In conclusion, in daily practice the implementation of the current consensus statement in a resource-poor environment is very difficult. Especially the tertiary root classification that is based on molecular genetic or histopathology diagnostics is in many cases not feasible.

Therefore, we recommend the following stepwise approach: as a first step, a careful clinical evaluation, karyotyping of peripheral blood and sonographic imaging of the internal genitalia should be performed in all patients.

Subsequently, in the 46 XX patients, rapid determination of 17-hydroxyprogesterone in serum or saliva [35] is needed in the first week of life in order to recognize a salt-loosing CAH and prevent a life-threatening crisis. An increased level is highly suggestive of the diagnosis CAH and needs to be followed by immediate initiation of lifesaving treatment. In patients with 46 XY or Y chromosome containing DSD, determination of gonadotropins, testosterone, DHT, inhibin B, and AMH is to be performed. Dependent on age and stage of puberty, a second root working diagnosis can be made allowing gender assignment and planning for further diagnostic procedures and management in collaboration with global DSD centers of excellence.

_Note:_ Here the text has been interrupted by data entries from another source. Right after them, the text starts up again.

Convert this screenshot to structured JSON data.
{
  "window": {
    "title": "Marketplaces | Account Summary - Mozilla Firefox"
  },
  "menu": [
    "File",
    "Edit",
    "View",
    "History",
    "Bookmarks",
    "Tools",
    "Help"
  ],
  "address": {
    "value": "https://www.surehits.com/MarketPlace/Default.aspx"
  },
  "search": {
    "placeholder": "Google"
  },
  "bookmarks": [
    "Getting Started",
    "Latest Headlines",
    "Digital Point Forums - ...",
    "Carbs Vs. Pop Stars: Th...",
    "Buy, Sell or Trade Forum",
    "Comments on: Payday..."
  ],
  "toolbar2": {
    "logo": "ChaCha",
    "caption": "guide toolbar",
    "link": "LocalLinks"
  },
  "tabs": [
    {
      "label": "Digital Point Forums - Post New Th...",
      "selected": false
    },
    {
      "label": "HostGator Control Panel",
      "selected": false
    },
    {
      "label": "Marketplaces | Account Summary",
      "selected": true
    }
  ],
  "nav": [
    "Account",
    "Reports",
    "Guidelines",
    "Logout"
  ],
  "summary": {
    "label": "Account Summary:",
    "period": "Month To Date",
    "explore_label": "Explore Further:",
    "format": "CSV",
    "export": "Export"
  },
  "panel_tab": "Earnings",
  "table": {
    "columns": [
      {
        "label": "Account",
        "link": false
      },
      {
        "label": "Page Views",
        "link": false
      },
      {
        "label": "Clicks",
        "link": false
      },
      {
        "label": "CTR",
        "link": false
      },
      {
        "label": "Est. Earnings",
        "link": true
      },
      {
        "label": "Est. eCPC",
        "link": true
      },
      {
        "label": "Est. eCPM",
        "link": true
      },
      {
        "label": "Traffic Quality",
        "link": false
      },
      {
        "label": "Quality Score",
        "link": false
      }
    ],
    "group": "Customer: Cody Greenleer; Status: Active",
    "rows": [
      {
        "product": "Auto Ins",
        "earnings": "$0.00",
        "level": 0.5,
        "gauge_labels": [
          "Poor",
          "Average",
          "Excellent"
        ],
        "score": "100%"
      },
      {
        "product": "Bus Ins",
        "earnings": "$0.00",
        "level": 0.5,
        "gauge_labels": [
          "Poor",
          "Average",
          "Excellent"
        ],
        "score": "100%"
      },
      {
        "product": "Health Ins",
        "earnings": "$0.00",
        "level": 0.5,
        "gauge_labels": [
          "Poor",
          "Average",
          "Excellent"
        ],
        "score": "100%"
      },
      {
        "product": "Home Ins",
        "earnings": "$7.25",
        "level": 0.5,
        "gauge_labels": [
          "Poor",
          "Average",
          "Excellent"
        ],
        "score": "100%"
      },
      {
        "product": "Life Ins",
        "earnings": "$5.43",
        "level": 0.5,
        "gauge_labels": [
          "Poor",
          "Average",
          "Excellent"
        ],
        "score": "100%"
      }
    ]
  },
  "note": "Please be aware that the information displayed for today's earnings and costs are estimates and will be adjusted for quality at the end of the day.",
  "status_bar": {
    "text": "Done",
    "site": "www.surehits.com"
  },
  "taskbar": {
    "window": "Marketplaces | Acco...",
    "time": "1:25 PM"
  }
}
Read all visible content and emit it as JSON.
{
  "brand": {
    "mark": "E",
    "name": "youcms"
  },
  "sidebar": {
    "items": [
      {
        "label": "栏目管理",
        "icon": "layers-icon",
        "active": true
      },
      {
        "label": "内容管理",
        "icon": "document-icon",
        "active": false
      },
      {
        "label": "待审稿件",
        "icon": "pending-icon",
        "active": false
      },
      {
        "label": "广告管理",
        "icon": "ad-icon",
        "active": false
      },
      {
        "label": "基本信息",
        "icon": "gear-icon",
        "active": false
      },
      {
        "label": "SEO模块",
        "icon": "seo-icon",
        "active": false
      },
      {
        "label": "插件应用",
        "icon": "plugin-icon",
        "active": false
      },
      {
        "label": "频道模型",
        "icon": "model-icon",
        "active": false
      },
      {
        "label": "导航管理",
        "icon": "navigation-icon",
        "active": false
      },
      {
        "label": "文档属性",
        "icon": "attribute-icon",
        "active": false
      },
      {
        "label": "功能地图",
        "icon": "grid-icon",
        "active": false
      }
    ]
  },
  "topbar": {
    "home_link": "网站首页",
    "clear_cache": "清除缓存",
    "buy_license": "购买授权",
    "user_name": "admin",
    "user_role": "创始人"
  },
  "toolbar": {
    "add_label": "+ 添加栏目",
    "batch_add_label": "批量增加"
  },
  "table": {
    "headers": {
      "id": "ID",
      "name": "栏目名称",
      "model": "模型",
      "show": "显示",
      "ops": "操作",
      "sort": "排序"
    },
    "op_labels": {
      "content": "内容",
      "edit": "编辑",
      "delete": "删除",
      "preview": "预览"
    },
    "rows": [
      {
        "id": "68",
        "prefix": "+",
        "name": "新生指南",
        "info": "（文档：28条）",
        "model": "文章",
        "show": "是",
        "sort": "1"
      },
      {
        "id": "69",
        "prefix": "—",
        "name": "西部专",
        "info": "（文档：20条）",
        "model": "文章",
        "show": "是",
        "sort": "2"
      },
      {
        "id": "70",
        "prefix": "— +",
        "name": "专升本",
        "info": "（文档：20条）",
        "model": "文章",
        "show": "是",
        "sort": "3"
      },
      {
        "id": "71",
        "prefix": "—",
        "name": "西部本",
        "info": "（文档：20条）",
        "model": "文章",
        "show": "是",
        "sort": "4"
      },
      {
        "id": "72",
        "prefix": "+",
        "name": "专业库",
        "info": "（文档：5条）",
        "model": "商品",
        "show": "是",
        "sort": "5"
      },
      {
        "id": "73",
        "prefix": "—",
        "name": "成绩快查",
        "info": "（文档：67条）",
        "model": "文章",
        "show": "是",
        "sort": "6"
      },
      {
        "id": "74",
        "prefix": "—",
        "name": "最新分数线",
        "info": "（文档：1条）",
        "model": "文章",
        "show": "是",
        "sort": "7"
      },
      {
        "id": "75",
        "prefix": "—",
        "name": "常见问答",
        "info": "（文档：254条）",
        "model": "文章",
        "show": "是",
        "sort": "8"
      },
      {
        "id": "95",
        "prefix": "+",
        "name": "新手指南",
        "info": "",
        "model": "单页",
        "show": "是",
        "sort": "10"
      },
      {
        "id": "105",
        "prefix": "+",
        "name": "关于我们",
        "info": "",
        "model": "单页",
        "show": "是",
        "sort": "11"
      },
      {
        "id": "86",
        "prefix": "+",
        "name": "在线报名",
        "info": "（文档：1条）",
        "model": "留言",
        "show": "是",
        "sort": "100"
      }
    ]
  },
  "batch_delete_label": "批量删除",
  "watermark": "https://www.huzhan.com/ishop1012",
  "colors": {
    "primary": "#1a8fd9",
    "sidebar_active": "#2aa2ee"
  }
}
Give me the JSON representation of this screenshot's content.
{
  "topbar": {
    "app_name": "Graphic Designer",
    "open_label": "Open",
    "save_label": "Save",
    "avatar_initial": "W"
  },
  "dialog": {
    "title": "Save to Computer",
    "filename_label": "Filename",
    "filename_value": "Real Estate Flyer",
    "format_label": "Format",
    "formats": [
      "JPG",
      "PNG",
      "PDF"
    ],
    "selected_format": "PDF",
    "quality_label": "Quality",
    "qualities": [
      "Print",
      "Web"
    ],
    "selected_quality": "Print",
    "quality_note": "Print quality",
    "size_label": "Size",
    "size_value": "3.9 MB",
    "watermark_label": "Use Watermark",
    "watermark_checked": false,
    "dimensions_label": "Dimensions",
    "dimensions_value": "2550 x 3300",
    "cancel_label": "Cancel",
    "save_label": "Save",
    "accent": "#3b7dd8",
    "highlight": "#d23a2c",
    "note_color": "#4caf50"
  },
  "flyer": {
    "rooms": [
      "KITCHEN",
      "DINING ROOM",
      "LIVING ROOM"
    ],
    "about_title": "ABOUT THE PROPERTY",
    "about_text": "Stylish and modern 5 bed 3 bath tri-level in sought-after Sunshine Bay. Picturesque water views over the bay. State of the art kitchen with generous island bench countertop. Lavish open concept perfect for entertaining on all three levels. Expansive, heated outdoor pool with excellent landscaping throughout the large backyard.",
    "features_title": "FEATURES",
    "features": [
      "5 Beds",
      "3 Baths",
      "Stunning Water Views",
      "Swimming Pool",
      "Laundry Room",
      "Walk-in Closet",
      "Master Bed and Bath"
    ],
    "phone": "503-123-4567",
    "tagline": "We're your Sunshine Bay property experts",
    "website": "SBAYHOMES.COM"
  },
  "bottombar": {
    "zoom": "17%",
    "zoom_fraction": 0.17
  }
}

This implies the need for education of primary health care workers on how to recognize DSD as a clinical feature that requires urgent assessment to prevent morbidity and mortality in some cases. Protocols on referral pathways should be implemented.

Unfortunately, in Indonesia, several factors such as patients’ and general society’s opinion on DSD problems, economic background of DSD patients, and lack of access to health insurance can affect the complex management of DSD in a negative way.